In 2022, the World Health Organization (WHO) released the "Priority List of Pathogenic Fungi", which listed common clinical pathogens such as Aspergillus fumigatus, Cryptococcus neoformans, Candida albicans, and Candida auricula as key priority pathogens, attracting international attention. Especially Aspergillus fumigatus, widely distributed in the environment, mainly infects the lungs and is prone to developing drug resistance. The incidence and mortality rates of pulmonary aspergillosis are relatively high worldwide, requiring long-term antifungal treatment.

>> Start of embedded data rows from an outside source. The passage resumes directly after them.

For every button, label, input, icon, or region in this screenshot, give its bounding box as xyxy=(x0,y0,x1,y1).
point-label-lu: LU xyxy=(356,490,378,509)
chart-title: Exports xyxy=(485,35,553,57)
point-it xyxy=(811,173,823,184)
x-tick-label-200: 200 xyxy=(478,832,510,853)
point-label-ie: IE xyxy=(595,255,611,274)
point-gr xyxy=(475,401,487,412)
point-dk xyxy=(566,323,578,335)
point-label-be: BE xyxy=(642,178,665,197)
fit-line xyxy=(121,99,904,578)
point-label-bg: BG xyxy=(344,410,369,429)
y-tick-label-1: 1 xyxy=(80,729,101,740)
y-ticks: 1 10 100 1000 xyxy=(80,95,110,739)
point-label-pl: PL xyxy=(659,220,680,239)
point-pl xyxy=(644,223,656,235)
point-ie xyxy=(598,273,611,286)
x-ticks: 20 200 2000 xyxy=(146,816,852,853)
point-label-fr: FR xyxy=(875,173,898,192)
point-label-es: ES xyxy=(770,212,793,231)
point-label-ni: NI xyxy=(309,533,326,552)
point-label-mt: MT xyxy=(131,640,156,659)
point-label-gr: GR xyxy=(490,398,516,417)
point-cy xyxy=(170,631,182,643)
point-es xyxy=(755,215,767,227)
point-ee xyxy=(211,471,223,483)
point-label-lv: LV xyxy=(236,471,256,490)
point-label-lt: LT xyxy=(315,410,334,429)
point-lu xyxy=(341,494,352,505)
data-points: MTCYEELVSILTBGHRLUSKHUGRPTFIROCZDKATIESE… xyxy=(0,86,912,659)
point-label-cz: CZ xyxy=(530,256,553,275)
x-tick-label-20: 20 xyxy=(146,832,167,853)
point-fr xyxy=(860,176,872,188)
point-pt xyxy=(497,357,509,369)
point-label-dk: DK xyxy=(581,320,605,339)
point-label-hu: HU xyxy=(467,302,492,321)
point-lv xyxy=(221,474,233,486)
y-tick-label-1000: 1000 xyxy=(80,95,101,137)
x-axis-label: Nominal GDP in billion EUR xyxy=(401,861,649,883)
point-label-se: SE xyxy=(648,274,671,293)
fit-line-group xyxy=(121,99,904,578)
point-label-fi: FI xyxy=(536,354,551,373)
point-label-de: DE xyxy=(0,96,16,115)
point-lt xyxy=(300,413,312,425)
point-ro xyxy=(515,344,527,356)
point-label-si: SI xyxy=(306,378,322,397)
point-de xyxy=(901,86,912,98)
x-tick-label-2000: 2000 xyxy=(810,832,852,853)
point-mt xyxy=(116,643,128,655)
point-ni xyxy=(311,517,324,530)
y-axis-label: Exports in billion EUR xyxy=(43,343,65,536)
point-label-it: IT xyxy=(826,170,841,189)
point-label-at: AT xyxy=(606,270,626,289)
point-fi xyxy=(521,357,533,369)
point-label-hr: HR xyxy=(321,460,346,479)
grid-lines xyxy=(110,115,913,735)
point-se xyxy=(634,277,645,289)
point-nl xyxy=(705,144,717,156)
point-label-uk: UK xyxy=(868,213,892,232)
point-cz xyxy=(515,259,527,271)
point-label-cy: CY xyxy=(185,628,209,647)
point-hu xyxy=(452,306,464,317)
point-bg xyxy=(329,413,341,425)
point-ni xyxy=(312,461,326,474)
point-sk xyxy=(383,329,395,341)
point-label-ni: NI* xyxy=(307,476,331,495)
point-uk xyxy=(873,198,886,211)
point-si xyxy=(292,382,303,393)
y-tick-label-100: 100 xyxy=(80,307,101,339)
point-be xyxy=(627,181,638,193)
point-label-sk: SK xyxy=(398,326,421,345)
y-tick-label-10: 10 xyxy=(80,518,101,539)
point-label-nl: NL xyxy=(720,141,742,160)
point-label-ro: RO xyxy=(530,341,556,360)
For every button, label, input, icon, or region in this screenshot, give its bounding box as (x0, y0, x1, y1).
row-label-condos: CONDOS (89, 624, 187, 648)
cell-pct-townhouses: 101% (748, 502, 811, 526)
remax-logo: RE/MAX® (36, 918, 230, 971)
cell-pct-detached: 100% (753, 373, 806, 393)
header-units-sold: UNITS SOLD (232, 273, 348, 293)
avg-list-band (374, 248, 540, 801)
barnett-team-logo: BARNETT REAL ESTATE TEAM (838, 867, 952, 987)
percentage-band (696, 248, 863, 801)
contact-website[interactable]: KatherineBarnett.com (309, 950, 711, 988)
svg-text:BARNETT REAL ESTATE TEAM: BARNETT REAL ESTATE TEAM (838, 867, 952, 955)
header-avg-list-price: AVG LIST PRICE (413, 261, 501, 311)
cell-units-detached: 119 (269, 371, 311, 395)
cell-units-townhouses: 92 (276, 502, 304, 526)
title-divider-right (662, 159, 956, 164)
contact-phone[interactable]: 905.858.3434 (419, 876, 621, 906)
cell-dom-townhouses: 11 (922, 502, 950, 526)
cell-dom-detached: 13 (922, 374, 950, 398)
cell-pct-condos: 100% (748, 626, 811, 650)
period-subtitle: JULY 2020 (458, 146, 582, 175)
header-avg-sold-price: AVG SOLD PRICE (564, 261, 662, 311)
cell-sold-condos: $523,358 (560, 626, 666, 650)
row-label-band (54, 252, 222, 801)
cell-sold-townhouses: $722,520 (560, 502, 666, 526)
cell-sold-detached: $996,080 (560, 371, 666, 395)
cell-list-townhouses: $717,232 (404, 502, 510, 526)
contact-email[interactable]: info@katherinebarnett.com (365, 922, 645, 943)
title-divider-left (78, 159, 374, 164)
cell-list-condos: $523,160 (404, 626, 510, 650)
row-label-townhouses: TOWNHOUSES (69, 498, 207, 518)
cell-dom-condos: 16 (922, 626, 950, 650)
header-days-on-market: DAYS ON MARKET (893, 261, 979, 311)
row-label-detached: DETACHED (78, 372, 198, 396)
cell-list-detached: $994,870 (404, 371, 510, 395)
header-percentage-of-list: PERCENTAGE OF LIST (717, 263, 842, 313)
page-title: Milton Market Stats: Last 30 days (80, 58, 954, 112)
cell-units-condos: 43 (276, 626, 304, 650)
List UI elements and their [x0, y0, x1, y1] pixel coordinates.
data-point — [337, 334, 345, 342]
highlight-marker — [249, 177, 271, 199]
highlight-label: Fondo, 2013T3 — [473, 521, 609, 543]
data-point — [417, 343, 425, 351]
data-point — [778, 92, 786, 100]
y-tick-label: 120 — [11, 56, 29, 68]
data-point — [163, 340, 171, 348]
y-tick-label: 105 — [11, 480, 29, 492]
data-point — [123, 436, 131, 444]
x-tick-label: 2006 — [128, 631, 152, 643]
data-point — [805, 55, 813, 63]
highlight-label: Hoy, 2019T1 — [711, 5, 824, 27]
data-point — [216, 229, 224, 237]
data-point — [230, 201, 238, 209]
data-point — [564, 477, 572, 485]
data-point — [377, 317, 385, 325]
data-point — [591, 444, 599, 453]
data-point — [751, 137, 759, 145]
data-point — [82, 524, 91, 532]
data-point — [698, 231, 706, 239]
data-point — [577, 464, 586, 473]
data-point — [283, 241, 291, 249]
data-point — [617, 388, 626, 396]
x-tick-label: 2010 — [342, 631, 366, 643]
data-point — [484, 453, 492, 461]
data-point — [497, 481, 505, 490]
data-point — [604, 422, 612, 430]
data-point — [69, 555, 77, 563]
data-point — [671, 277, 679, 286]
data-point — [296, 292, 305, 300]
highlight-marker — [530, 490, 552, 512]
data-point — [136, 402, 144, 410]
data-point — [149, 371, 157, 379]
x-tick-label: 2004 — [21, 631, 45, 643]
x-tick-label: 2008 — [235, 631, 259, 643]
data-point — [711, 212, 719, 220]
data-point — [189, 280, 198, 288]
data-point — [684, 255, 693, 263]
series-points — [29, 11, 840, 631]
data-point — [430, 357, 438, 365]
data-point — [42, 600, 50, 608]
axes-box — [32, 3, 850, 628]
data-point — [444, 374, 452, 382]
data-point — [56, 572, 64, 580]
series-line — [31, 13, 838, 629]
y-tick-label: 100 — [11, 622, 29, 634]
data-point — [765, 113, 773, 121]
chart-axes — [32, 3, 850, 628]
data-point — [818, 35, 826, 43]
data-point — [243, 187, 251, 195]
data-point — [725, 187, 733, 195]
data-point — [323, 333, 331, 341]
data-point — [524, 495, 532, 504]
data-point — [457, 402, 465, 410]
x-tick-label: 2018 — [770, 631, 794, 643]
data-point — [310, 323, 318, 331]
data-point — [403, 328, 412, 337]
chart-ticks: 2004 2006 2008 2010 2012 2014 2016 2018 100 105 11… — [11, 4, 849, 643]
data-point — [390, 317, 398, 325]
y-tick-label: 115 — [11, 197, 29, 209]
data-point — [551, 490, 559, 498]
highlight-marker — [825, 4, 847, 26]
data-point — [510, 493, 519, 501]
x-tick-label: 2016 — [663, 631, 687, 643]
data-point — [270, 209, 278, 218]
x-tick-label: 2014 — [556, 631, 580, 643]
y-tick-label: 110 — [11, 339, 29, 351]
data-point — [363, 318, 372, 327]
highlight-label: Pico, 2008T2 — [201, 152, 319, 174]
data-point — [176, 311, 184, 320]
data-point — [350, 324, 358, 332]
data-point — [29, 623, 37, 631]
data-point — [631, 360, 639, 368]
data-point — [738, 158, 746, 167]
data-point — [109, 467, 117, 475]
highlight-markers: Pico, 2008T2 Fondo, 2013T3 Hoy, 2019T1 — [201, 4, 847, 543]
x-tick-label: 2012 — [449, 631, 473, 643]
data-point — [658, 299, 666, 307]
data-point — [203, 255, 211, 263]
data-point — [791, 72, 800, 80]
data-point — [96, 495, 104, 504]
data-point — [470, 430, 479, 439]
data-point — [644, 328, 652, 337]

SG1001 is a selective inhibitor of fungal dihydroorotate dehydrogenase (DHODH), which exhibits significant antibacterial activity against Aspergillus (including Aspergillus fumigatus), Pseudomonas aeruginosa, Penicillium, Trichoderma, and Nepenthes marnefei. Fungal DHODH is a key enzyme in the biosynthesis of pyrimidine in its cells, which inhibits the activity of DHODH in fungal cells to block the pyrimidine biosynthesis pathway and exert antifungal effects. This mechanism of action is different from common triazole, polyene, and echinocandin antifungal agents.
SG1001 is the world's second DHODH inhibitor, with preclinical pharmacokinetic data superior to F2G's Olorofim (F901318) from the UK, and possessing some of the characteristics of Best in Class. Olorofim is currently undergoing Phase 3 clinical trials, with Phase 2 trials being successful for patients diagnosed with invasive fungal infections or suspected pulmonary aspergillosis with limited treatment options. The study included 203 patients with limited alternative therapies, such as failed available therapies, resistance to all licensed drugs, intolerance to existing therapies, drug interactions, and inability to achieve therapeutic levels. Olorofim has shown potential in addressing the high unmet demand for antifungal therapy, particularly against drug-resistant fungi. With the increasing prevalence of individuals at risk of infection and with weakened immune function, new therapies like Olorofim are expected to have a significant impact on the treatment of patients.